Conformer

Conformer

class kospeech.models.conformer.model.Conformer(num_classes: int, input_dim: int = 80, encoder_dim: int = 512, decoder_dim: int = 640, num_encoder_layers: int = 17, num_decoder_layers: int = 1, decoder_rnn_type: str = 'lstm', num_attention_heads: int = 8, feed_forward_expansion_factor: int = 4, conv_expansion_factor: int = 2, input_dropout_p: float = 0.1, feed_forward_dropout_p: float = 0.1, attention_dropout_p: float = 0.1, conv_dropout_p: float = 0.1, decoder_dropout_p: float = 0.1, conv_kernel_size: int = 31, half_step_residual: bool = True, device: torch.device = 'cuda', decoder: str = None)[source]

Conformer: Convolution-augmented Transformer for Speech Recognition The paper used a one-lstm Transducer decoder, currently still only implemented the conformer encoder shown in the paper.

Parameters
  • num_classes (int) – Number of classification classes

  • input_dim (int, optional) – Dimension of input vector

  • encoder_dim (int, optional) – Dimension of conformer encoder

  • decoder_dim (int, optional) – Dimension of conformer decoder

  • num_encoder_layers (int, optional) – Number of conformer blocks

  • num_decoder_layers (int, optional) – Number of decoder layers

  • decoder_rnn_type (str, optional) – type of RNN cell

  • num_attention_heads (int, optional) – Number of attention heads

  • feed_forward_expansion_factor (int, optional) – Expansion factor of feed forward module

  • conv_expansion_factor (int, optional) – Expansion factor of conformer convolution module

  • feed_forward_dropout_p (float, optional) – Probability of feed forward module dropout

  • attention_dropout_p (float, optional) – Probability of attention module dropout

  • conv_dropout_p (float, optional) – Probability of conformer convolution module dropout

  • decoder_dropout_p (float, optional) – Probability of conformer decoder dropout

  • conv_kernel_size (int or tuple, optional) – Size of the convolving kernel

  • half_step_residual (bool) – Flag indication whether to use half step residual or not

  • device (torch.device) – torch device (cuda or cpu)
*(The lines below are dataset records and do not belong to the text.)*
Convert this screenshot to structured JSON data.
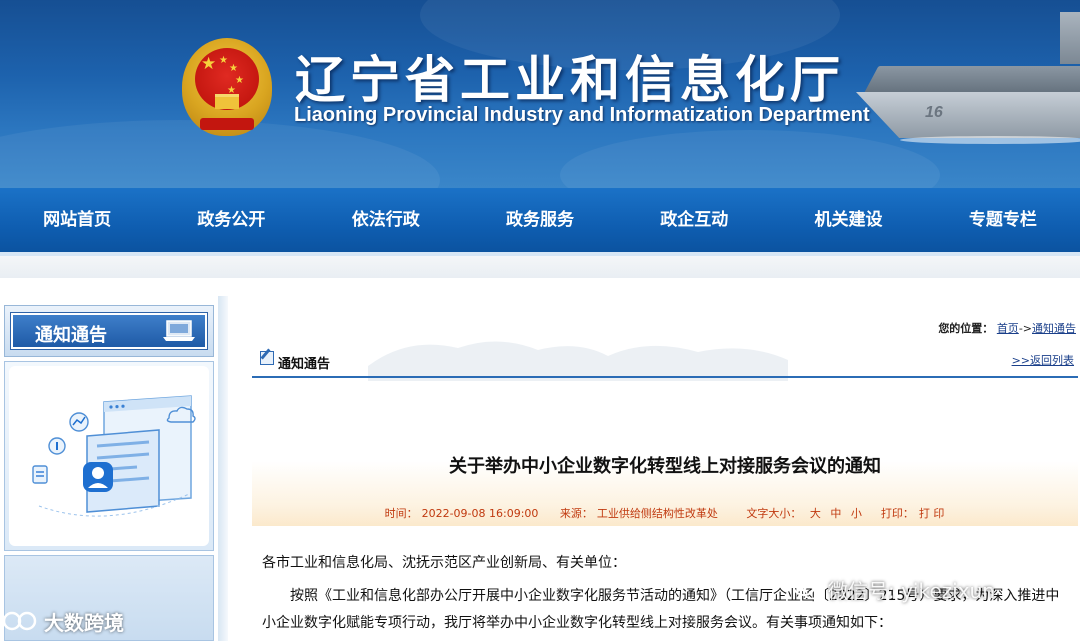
{
  "header": {
    "title_cn": "辽宁省工业和信息化厅",
    "title_en": "Liaoning Provincial Industry and Informatization Department",
    "carrier_number": "16"
  },
  "nav": {
    "items": [
      "网站首页",
      "政务公开",
      "依法行政",
      "政务服务",
      "政企互动",
      "机关建设",
      "专题专栏"
    ]
  },
  "sidebar": {
    "title": "通知通告"
  },
  "location": {
    "label": "您的位置：",
    "home": "首页",
    "sep": "->",
    "current": "通知通告"
  },
  "section": {
    "title": "通知通告",
    "back": ">>返回列表"
  },
  "article": {
    "title": "关于举办中小企业数字化转型线上对接服务会议的通知",
    "meta": {
      "time_label": "时间：",
      "time": "2022-09-08 16:09:00",
      "source_label": "来源：",
      "source": "工业供给侧结构性改革处",
      "size_label": "文字大小：",
      "size_large": "大",
      "size_medium": "中",
      "size_small": "小",
      "print_label": "打印：",
      "print": "打 印"
    },
    "salutation": "各市工业和信息化局、沈抚示范区产业创新局、有关单位：",
    "paragraph": "按照《工业和信息化部办公厅开展中小企业数字化服务节活动的通知》（工信厅企业函〔2022〕215号）要求，为深入推进中小企业数字化赋能专项行动，我厅将举办中小企业数字化转型线上对接服务会议。有关事项通知如下："
  },
  "watermarks": {
    "left": "大数跨境",
    "right": "微信号: yikezixun"
  }
}
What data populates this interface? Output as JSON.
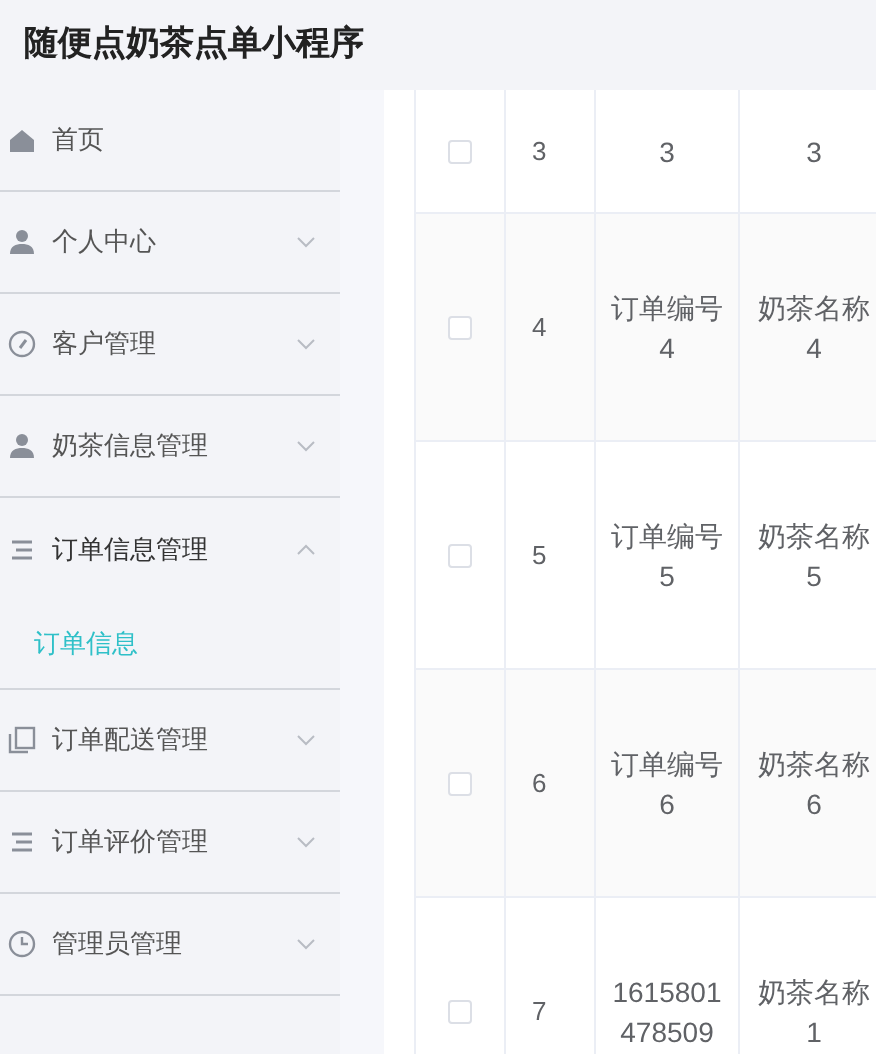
{
  "header": {
    "title": "随便点奶茶点单小程序"
  },
  "sidebar": {
    "items": [
      {
        "label": "首页"
      },
      {
        "label": "个人中心",
        "expanded": false
      },
      {
        "label": "客户管理",
        "expanded": false
      },
      {
        "label": "奶茶信息管理",
        "expanded": false
      },
      {
        "label": "订单信息管理",
        "expanded": true,
        "children": [
          {
            "label": "订单信息",
            "selected": true
          }
        ]
      },
      {
        "label": "订单配送管理",
        "expanded": false
      },
      {
        "label": "订单评价管理",
        "expanded": false
      },
      {
        "label": "管理员管理",
        "expanded": false
      }
    ]
  },
  "table": {
    "rows": [
      {
        "index": "3",
        "order_no": "3",
        "tea_name": "3",
        "checked": false
      },
      {
        "index": "4",
        "order_no": "订单编号4",
        "tea_name": "奶茶名称4",
        "checked": false
      },
      {
        "index": "5",
        "order_no": "订单编号5",
        "tea_name": "奶茶名称5",
        "checked": false
      },
      {
        "index": "6",
        "order_no": "订单编号6",
        "tea_name": "奶茶名称6",
        "checked": false
      },
      {
        "index": "7",
        "order_no": "1615801478509",
        "tea_name": "奶茶名称1",
        "checked": false
      }
    ]
  }
}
  • decoder (str) – If decoder is None, train with CTC decoding

Inputs: inputs
  • inputs (batch, time, dim): Tensor containing input vector

  • input_lengths (batch): list of sequence input lengths

Returns

Result of model predictions.

Return type

  • predictions (torch.FloatTensor)

decode(encoder_outputs: torch.Tensor, max_length: int = None)torch.Tensor[source]

Decode encoder_outputs.

Parameters
  • encoder_outputs (torch.FloatTensor) – A output sequence of encoder. FloatTensor of size (seq_length, dimension)
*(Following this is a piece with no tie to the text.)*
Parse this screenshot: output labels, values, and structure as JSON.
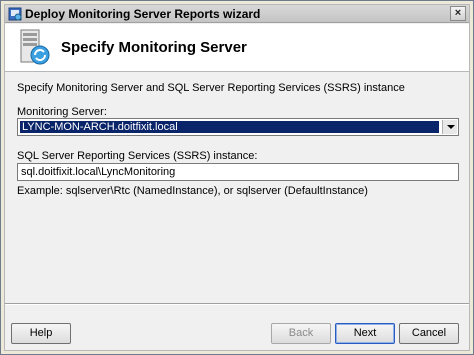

  • max_length (int) – max decoding time step

Returns

Log probability of model predictions.

Return type

  • predicted_log_probs (torch.FloatTensor)

forward(inputs: torch.Tensor, input_lengths: torch.Tensor, targets: torch.Tensor, target_lengths: torch.Tensor) → Tuple[torch.Tensor, Optional[torch.Tensor]][source]

Forward propagate a inputs and targets pair for training.

Parameters
  • inputs (torch.FloatTensor) – A input sequence passed to encoder. Typically for inputs this will be a padded FloatTensor of size (batch, seq_length, dimension).

  • input_lengths (torch.LongTensor) – The length of input tensor. (batch)

  • targets (torch.LongTensr) – A target sequence passed to decoder. IntTensor of size (batch, seq_length)

  • target_lengths (torch.LongTensor) – The length of target tensor. (batch)

Returns

Result of model predictions.

Return type

  • predictions (torch.FloatTensor)

recognize(inputs: torch.Tensor, input_lengths: torch.Tensor)torch.Tensor[source]

Recognize input speech.

Parameters
  • inputs (torch.FloatTensor) – A input sequence passed to encoder. Typically for inputs this will be a padded FloatTensor of size (batch, seq_length, dimension).

  • input_lengths (torch.LongTensor) – The length of input tensor. (batch)

Returns

Result of model predictions.

Return type

  • predictions (torch.FloatTensor)

Encoder

class kospeech.models.conformer.encoder.ConformerBlock(encoder_dim: int = 512, num_attention_heads: int = 8, feed_forward_expansion_factor: int = 4, conv_expansion_factor: int = 2, feed_forward_dropout_p: float = 0.1, attention_dropout_p: float = 0.1, conv_dropout_p: float = 0.1, conv_kernel_size: int = 31, half_step_residual: bool = True, device: torch.device = 'cuda')[source]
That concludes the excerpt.